Koch Snowflake

Koch and Inverted Koch Snowflakes: 6 iterations

Below are demonstrations of constructing the Koch Snowflake and the Inverted Koch Snowflake. To make the Koch snowflake you start with an equilateral triangle. In the first iteration you add equilateral triangles for each of the sides. These added triangles have sides of length 1/3 the length of the original triangle, and they are centered on the sides of the original triangle. Then do the same thing for all the new triangles, and keep doing this until you run out of time. In the limit you end up with a geometric figure which has infinite perimeter and finite area.

The Inverted Koch Snowflake is just like the regular Koch Snowflake except that you subtract triangles from the original triangle. Below are images of 6 iterations building the inverted and regular Koch Snowflakes alongside each other.

Koch Snowflake                                 Inverted Koch Snowflake            From inspection of the pictures and reflection upon the algorithms you can see that the area being added to the Koch snowflake is the same amount of area that is being subtracted from the inverted Koch snowflake. You may also be able to convince yourself that at any iteration the Koch and inverted Koch should have the same perimeter. I mentioned that the Koch snowflake has a finite area. There are well known proofs involving the sum of an infinite series that demonstrate this. I like Salmon Kahn's demonstration.

These pictures suggest an alternate way of establishing a finite area for the Koch snowflake using geometric facts and the principle of induction. We won't get an exact figure for the area but we can bound it between one and two times the size of the area of the original triangle. The idea goes as follows:

True:

Since the area added to the Koch is the same as the area being removed from the inverted Koch, and the triangles which both algorithms begin with are the same, if we always have room in the inverted Koch to remove what we need, then the Koch will never grow to be twice it's original area.

Here is how we can prove the if in previous statement, that we always have room in the inverted Koch snowflake to remove what we need.

Fact

First, let's show that a 30, 30, 120 triangle has room to remove an equilateral triangle a third the length of the longest side and centered at the middle. I'll call such a removal a 30, 30, 120 equilateral triangle removal procedure. That's as easy as a picture. Base Step of Induction

Now we can show that on the first iteration ot the inverted Koch we can express our removal algorithm as a collection of nonoverlapping 30, 30, 120 equilateral triangle removal procedures. The grey lines show the 30, 30, 120 triangles I was mentioning. Since these triangles don't overlap and we are removing from their interiors we can't remove from the interior of another of the 30, 30, 120 triangles. So, we have room.
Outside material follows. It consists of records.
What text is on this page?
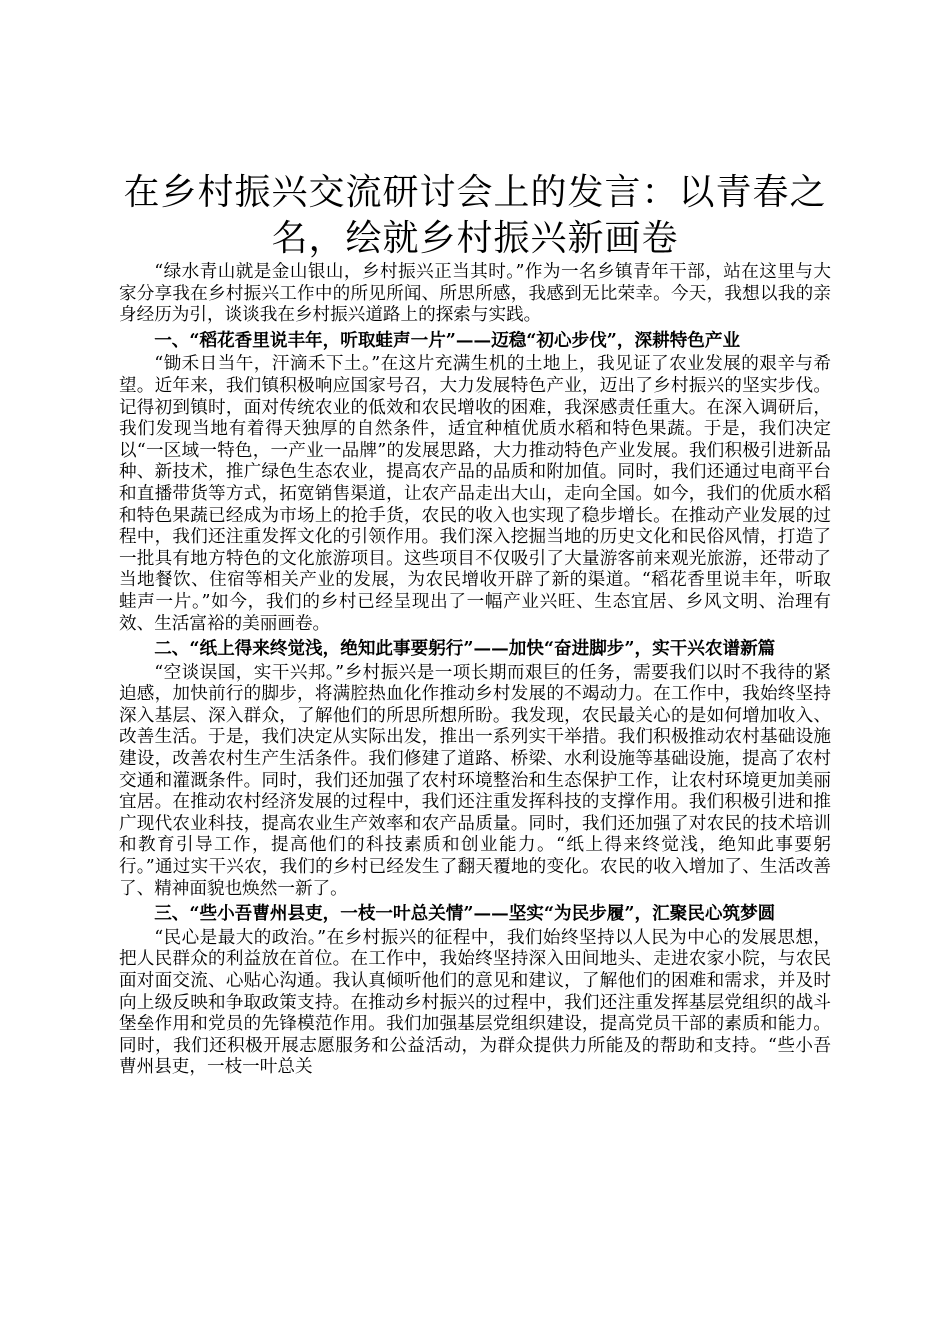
在乡村振兴交流研讨会上的发言：以青春之名，绘就乡村振兴新画卷

“绿水青山就是金山银山，乡村振兴正当其时。”作为一名乡镇青年干部，站在这里与大家分享我在乡村振兴工作中的所见所闻、所思所感，我感到无比荣幸。今天，我想以我的亲身经历为引，谈谈我在乡村振兴道路上的探索与实践。

一、“稻花香里说丰年，听取蛙声一片”——迈稳“初心步伐”，深耕特色产业

“锄禾日当午，汗滴禾下土。”在这片充满生机的土地上，我见证了农业发展的艰辛与希望。近年来，我们镇积极响应国家号召，大力发展特色产业，迈出了乡村振兴的坚实步伐。记得初到镇时，面对传统农业的低效和农民增收的困难，我深感责任重大。在深入调研后，我们发现当地有着得天独厚的自然条件，适宜种植优质水稻和特色果蔬。于是，我们决定以“一区域一特色，一产业一品牌”的发展思路，大力推动特色产业发展。我们积极引进新品种、新技术，推广绿色生态农业，提高农产品的品质和附加值。同时，我们还通过电商平台和直播带货等方式，拓宽销售渠道，让农产品走出大山，走向全国。如今，我们的优质水稻和特色果蔬已经成为市场上的抢手货，农民的收入也实现了稳步增长。在推动产业发展的过程中，我们还注重发挥文化的引领作用。我们深入挖掘当地的历史文化和民俗风情，打造了一批具有地方特色的文化旅游项目。这些项目不仅吸引了大量游客前来观光旅游，还带动了当地餐饮、住宿等相关产业的发展，为农民增收开辟了新的渠道。“稻花香里说丰年，听取蛙声一片。”如今，我们的乡村已经呈现出了一幅产业兴旺、生态宜居、乡风文明、治理有效、生活富裕的美丽画卷。

二、“纸上得来终觉浅，绝知此事要躬行”——加快“奋进脚步”，实干兴农谱新篇

“空谈误国，实干兴邦。”乡村振兴是一项长期而艰巨的任务，需要我们以时不我待的紧迫感，加快前行的脚步，将满腔热血化作推动乡村发展的不竭动力。在工作中，我始终坚持深入基层、深入群众，了解他们的所思所想所盼。我发现，农民最关心的是如何增加收入、改善生活。于是，我们决定从实际出发，推出一系列实干举措。我们积极推动农村基础设施建设，改善农村生产生活条件。我们修建了道路、桥梁、水利设施等基础设施，提高了农村交通和灌溉条件。同时，我们还加强了农村环境整治和生态保护工作，让农村环境更加美丽宜居。在推动农村经济发展的过程中，我们还注重发挥科技的支撑作用。我们积极引进和推广现代农业科技，提高农业生产效率和农产品质量。同时，我们还加强了对农民的技术培训和教育引导工作，提高他们的科技素质和创业能力。“纸上得来终觉浅，绝知此事要躬行。”通过实干兴农，我们的乡村已经发生了翻天覆地的变化。农民的收入增加了、生活改善了、精神面貌也焕然一新了。

三、“些小吾曹州县吏，一枝一叶总关情”——坚实“为民步履”，汇聚民心筑梦圆

“民心是最大的政治。”在乡村振兴的征程中，我们始终坚持以人民为中心的发展思想，把人民群众的利益放在首位。在工作中，我始终坚持深入田间地头、走进农家小院，与农民面对面交流、心贴心沟通。我认真倾听他们的意见和建议，了解他们的困难和需求，并及时向上级反映和争取政策支持。在推动乡村振兴的过程中，我们还注重发挥基层党组织的战斗堡垒作用和党员的先锋模范作用。我们加强基层党组织建设，提高党员干部的素质和能力。同时，我们还积极开展志愿服务和公益活动，为群众提供力所能及的帮助和支持。“些小吾曹州县吏，一枝一叶总关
Induction

Okay, now suppose that at the k-th iteration we can express the removal algorithm as a collection of nonoverlapping 30, 30, 120 equilateral triangle removal procedures. We just have to show that at the (k+1)th iteration we can do the same and we'll always have room for removal.

Since the 30, 30, 120 triangles at the k-th iteration are assumed to be non-overlapping, if we show the case for one of the 30, 30, 120 triangles then we are done.
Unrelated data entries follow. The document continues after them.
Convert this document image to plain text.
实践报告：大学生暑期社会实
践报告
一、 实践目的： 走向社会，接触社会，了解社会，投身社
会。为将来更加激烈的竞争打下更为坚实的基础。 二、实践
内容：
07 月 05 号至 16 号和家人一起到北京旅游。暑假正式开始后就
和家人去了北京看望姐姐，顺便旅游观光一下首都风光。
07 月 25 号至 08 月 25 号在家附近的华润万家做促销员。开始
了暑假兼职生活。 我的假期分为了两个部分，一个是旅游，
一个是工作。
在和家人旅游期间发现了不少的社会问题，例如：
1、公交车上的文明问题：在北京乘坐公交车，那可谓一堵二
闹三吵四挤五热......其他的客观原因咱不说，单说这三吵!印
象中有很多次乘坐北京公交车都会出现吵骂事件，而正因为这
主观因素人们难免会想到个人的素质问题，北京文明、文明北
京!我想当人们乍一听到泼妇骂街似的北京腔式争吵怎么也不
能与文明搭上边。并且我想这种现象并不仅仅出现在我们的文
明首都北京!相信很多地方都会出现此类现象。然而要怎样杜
In the picture below a 30, 30, 120 triangle is depicted by thick black lines. The removal sides in question for the (k+1)th iteration are depicted by purple lines. The thin black lines show how to make the removal problem into a problem of nonoverlapping 30, 30, 120 equilateral removal procedures. So, we'll always have room to remove from the inverted Koch by its process. Thoughts

Since the Koch snowflake is symmetrical in the algorithm for its three original sides, if we add the production of perimeter for one side together for infinity it will diverge as well as the other two. Since the algorithm is the same for the smaller sides that are produced, because of the recursive nature of the algorithm, then these ostensibly smaller sides must diverge as well. So in the limit any portion of the Koch snowflake, however small, must have infinite length.